Objectives: To determine whether the encouragement of walking an extra 30 minutes a day decreases blood pressure in adult African Americans with newly diagnosed hypertension.
Design: Randomized controlled study.
Participants and setting: A total of 19 African American adults with newly diagnosed hypertension from an urban family medicine office were randomly assigned to intervention and control groups.
Intervention: The intervention group was advised to walk an extra 30 minutes per day. The control group was not given this advice. All subjects used pedometers to record the number of daily steps.
Main outcome measure: Change in systolic and diastolic blood pressure in the intervention and control groups after six months of trial, controlling for age and body mass index.

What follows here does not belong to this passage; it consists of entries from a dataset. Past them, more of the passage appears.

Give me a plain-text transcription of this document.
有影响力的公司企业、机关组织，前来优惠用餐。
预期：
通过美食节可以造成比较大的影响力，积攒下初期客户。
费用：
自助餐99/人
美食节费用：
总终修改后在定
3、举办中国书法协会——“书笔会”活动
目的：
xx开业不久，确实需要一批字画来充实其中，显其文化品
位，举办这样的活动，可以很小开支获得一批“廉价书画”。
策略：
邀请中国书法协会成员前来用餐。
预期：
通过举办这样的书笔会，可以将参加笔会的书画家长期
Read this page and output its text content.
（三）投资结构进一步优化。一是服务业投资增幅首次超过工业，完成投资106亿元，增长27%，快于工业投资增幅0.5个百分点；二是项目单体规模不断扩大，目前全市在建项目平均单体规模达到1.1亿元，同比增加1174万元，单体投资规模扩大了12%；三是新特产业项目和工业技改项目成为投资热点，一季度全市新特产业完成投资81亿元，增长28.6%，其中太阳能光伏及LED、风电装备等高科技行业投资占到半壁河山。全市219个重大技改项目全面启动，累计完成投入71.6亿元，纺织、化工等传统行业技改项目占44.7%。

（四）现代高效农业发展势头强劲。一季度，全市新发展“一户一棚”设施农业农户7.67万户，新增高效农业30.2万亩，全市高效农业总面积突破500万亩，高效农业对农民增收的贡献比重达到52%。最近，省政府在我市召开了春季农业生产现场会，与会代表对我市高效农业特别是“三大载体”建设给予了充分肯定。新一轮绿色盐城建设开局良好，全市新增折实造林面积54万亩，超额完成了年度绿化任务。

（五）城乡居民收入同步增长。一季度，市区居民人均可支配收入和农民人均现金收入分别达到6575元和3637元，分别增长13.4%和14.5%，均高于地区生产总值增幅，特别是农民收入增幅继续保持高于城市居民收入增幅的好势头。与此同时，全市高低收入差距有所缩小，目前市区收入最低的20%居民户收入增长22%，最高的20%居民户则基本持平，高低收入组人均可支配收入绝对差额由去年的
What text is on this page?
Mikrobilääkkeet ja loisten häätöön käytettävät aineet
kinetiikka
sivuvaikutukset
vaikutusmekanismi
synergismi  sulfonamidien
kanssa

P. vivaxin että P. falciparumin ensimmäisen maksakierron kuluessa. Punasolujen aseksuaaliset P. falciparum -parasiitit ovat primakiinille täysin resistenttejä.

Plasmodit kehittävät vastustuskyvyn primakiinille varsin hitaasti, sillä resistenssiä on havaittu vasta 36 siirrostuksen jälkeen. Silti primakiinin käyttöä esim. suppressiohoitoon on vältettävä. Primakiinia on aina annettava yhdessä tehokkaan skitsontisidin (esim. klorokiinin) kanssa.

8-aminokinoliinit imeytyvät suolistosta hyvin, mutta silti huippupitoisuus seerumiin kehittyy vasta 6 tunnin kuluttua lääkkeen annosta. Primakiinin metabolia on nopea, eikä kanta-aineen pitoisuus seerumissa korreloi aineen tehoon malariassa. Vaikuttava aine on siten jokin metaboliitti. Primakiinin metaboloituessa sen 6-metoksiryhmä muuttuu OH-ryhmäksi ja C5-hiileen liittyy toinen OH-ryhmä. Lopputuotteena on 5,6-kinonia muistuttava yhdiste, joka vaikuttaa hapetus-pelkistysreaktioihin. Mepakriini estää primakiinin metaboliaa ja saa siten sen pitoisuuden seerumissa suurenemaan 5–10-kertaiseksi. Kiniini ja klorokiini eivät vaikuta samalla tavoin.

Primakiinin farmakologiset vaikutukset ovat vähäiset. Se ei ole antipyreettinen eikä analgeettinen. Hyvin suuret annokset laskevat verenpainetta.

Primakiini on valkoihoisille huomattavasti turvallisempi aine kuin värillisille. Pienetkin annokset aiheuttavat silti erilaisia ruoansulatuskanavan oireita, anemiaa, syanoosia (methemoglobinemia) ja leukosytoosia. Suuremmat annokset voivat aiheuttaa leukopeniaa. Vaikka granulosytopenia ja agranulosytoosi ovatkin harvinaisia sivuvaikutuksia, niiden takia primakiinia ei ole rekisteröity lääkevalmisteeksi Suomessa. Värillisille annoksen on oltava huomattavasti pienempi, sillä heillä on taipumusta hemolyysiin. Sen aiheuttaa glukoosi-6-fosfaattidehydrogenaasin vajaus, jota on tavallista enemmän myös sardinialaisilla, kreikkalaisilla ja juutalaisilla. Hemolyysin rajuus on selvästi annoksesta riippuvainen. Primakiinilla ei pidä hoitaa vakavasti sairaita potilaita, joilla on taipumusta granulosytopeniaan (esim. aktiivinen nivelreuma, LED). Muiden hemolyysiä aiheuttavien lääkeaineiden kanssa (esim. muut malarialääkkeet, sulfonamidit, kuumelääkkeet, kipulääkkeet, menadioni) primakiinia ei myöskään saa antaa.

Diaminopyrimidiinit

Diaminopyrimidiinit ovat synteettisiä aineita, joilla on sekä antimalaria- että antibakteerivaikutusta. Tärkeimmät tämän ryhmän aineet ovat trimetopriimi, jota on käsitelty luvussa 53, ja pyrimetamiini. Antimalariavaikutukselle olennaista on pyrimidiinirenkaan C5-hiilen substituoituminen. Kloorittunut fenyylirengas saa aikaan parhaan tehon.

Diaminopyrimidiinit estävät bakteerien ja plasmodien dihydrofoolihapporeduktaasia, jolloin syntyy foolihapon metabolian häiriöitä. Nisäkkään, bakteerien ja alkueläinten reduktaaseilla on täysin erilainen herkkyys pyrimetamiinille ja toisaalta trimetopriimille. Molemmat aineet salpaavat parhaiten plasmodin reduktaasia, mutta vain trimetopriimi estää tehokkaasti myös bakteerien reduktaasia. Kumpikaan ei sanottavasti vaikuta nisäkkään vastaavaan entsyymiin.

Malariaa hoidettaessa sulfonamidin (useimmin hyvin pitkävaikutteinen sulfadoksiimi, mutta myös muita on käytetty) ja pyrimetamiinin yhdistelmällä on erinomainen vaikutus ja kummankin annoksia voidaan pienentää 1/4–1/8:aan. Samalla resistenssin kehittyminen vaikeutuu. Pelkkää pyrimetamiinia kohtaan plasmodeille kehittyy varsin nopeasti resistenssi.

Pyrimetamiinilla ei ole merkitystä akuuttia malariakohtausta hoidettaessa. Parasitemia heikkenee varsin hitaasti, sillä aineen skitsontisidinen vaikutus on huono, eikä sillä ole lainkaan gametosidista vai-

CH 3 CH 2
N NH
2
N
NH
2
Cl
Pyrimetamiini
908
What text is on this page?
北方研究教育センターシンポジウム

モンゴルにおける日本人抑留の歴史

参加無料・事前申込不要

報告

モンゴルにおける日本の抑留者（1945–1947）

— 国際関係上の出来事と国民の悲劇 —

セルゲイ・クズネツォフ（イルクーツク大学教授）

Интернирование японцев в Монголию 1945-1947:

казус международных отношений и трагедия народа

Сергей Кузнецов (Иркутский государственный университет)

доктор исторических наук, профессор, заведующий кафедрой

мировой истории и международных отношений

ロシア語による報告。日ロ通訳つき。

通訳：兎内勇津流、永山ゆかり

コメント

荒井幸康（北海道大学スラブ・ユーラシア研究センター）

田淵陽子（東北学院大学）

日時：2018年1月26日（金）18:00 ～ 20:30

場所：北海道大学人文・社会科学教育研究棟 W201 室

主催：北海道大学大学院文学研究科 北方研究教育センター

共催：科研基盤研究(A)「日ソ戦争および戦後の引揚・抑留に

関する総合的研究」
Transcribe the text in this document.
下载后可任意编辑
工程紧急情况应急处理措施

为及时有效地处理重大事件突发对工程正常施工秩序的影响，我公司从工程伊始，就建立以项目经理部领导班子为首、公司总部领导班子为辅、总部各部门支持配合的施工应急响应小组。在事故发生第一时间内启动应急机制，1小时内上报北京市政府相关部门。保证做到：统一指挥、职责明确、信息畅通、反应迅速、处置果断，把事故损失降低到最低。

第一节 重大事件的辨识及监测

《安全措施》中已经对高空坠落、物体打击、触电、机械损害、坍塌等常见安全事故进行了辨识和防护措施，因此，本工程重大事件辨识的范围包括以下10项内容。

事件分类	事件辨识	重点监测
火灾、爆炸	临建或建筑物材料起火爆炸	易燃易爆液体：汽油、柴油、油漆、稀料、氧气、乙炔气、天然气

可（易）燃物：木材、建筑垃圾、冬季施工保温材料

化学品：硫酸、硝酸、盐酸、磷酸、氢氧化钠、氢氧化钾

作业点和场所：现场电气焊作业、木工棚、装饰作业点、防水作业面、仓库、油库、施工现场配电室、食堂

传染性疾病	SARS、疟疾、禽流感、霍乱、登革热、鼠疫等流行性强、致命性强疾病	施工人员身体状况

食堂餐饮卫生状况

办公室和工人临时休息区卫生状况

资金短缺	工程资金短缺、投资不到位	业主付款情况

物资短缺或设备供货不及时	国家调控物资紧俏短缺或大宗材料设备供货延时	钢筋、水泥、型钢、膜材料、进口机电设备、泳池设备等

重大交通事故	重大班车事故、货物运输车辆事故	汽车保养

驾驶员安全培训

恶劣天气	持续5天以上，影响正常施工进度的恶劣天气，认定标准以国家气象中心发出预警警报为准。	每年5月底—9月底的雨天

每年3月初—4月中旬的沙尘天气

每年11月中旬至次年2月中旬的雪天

Results: At the end of six months, a mixed analysis of covariance did not reveal a significant group-by-time interaction for systolic blood pressure. However, positive effects of walking were evidenced; adjusted mean systolic blood pressure dropped by 9.0% for those in the intervention group and 2.33% for those in the control group. Similarly, adjusted mean diastolic pressure dropped by 7.42% for the intervention group and remained essentially unchanged for the control group (P = .08) CONCLUSIONS: The findings of this study indicate that walking an extra 30 minutes a day is associated with lower mean blood pressure among adult African Americans with newly diagnosed hypertension.